The other important aspect of the matter is the reluctance of the defendant nos.1 and 2 to appear and depose in this proceeding. In Vidhyadhar Vs. Manikarao & Anr. reported in 1999 (3) SCC 573 and in Man Kaur (Dead) by LRS Vs. Hartar Singh Sangha reported in 2010 (10) SCC 512, the Hon'ble Supreme Court has that where a party to the suit does not appear in the witness box and states his own case on oath and does not offer himself to be cross-examined by the other side, a presumption would arise that the case set up by him is not correct. The whole question about the creation of mortgage and repayment of the loan would depend upon the pleadings of the parties, the nature of the suit, the evidence led by the parties and other attending circumstances. It cannot be doubted that the defendant nos. 1 and 2 have direct knowledge about the transactions and this Court feels that the defendants have deliberately avoided to come to the witness box since they might have to face uncomfortable questions. Instead they have sent a person whose evidence is full of inconsistencies and does not appear to be credible.

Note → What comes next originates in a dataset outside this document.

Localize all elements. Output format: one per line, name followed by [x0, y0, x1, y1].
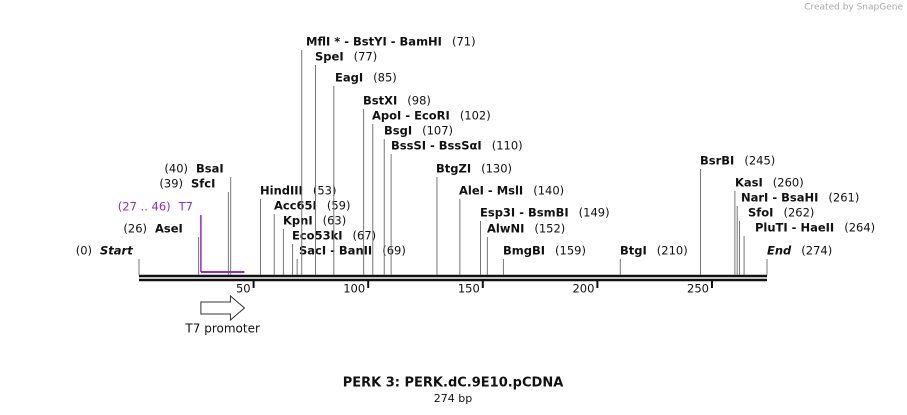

Even if the plaintiff had not taken any steps for realisation of its debt between 2001 and 2008, the fact remains that the defendant has made payment of Rs. 2 Lacs in 2006, towards part payment of his liability. Although, the Court is not satisfied with the explanation offered on behalf of the plaintiff for not taking any steps between 2001 and 2006, but that by itself could not be a ground for not allowing the claim of the plaintiff. The plaintiff may not get the interest as claimed in the plaint for such conduct.

In 2001, according to the own showing of the plaintiff a sum of Rs.7 Lacs is due and payable. The plaintiff claims that sum is due on account of principal. However, in absence of any disclosure of any documents to show that the said Rs.7 Lacs constitutes only principal and not interest, this Court on preponderance of probabilities and lack of evidence in that regard is inclined to give benefit to the defendants and accordingly hold that a sum of Rs.7 Lacs is due and payable under the loan transaction as on 1st April 2001. Thereafter, no payment has been made by the defendants until November, 2006. Accordingly, the plaintiff would be entitled to interest on Rs.7 Lacs, on and from 1st April 2001 till October, 2006 and thereafter, on the remaining balance till repayment. The rate of interest as claimed in the plaint appears to be exaggerated, unconscionable, inequitable and penal in nature. In view of the aforesaid this Court is not inclined to give interest at the rate claimed in the plaint. However the plaintiff shall be entitled to interest on the sum of Rs.7 Lacs on and from 1st April, 2001, till October, 2006 at the rate of 12% per annum (simple) and thereafter, on the remaining balance at the rate of 10% per annum (simple) on and from December, 2006 till repayment. Considering the nature of the transaction this Court feels that the rate of interest awarded in favour of the plaintiff is just, proper and equitable.

The suit is decreed accordingly.

The department is directed to draw the decree as expeditiously as possible.